Hey I work on things like this! My time to shine....
I have seen proposals on this and although I haven't seen them in action, they could very well be done. This is called Computer Vision, it is a study of how data is received through visual light and then processed intelligently. Essentially the aim is to have a camera system not just gather images, but infer context/information from it. Usually when a camera reads images, it is gathering a large array or matrix of numeric color data. Using computational methods a system can observe changes in this numeric data and decipher trends. This is an aspect called machine learning, where statistical methods and error/cost analysis are used in tandem with a large set of known data to generate predictions. If you have heard of "Neural Nets" then this is a direct application for them. These models are trained by using a lot of already known data called data-sets.
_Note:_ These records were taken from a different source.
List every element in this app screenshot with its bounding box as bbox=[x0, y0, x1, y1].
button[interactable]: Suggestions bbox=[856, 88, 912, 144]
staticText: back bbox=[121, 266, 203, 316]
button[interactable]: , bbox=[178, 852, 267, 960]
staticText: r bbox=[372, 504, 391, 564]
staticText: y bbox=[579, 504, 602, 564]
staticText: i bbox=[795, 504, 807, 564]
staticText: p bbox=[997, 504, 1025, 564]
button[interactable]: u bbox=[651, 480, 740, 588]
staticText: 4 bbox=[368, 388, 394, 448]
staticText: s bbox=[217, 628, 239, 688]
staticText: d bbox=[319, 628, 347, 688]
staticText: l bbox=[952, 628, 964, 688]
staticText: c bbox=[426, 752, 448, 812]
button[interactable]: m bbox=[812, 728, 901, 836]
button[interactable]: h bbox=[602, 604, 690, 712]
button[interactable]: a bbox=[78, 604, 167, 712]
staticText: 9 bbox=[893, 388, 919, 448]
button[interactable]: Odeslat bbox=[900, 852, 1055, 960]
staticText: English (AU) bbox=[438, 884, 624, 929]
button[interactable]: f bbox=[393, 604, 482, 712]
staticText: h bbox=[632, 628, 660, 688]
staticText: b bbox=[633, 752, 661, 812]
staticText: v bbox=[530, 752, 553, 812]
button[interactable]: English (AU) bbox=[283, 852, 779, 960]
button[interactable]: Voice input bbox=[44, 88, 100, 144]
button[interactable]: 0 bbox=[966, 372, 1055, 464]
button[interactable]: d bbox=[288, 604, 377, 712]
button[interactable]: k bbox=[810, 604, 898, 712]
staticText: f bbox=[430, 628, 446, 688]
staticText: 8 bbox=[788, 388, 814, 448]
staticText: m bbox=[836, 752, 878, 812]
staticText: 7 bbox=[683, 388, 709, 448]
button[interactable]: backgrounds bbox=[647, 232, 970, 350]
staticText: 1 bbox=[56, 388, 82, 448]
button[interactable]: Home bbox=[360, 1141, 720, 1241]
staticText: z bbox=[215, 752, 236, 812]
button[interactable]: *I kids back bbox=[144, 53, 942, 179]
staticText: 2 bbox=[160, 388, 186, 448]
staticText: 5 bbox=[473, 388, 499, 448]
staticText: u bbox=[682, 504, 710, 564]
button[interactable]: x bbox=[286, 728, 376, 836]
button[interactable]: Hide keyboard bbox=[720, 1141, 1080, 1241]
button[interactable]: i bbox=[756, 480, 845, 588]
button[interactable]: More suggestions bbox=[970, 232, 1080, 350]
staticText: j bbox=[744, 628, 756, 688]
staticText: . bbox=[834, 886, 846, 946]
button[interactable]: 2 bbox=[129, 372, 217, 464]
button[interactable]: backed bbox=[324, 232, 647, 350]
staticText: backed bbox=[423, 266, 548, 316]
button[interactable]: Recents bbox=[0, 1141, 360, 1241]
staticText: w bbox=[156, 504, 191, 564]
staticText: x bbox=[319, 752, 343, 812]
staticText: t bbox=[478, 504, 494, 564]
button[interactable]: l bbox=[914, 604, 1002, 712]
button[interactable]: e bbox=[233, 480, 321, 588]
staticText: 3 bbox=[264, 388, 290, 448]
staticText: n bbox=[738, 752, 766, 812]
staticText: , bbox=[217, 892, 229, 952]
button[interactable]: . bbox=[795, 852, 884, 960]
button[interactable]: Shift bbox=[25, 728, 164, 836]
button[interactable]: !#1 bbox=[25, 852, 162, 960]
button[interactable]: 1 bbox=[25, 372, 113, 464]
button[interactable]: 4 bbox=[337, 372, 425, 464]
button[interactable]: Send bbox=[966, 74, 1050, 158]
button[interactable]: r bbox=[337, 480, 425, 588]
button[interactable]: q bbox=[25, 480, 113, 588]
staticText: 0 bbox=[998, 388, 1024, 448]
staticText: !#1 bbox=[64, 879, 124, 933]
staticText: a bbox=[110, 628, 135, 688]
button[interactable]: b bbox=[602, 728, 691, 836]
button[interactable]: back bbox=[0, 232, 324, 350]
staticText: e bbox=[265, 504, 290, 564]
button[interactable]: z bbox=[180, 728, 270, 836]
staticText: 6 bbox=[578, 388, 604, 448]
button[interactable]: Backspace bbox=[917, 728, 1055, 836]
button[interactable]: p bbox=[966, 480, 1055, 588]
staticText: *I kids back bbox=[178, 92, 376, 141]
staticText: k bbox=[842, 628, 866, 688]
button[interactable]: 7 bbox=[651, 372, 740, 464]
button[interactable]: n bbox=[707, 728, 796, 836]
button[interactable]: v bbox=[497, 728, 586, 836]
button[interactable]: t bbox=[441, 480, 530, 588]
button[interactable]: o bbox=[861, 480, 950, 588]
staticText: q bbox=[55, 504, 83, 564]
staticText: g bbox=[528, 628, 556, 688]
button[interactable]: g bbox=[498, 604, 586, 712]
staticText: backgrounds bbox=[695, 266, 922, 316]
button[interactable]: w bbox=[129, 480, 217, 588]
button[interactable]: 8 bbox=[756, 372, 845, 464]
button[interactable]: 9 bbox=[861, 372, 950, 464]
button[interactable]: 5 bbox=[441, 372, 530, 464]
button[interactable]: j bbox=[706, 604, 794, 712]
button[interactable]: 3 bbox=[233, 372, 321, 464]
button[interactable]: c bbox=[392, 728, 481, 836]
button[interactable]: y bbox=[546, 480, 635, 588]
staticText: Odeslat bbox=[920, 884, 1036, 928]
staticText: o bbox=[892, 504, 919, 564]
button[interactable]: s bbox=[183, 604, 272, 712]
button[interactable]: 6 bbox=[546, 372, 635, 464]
In your case there would be a bunch of images of people in their cars with corresponding label as to whether their seat-belt is on or off or if they are on their phone or not. This data is used to train or learn a model. If given enough good data in the right ways, the system could decide based on prior knowledge if a person is on their phone or not. It gets a lot more complex as there are lots of steps to getting a successful system but that's the gist. Essentially a street camera will gather the raw data and offload it either to a networked device or local device to process the prediction.
If you are more curious I can expand on any of the above. Also, check this out https://github.com/tensorflow/models/tree/master/research/object_detection
This is a common framework that I used for traffic sign detection/recognition through cameras.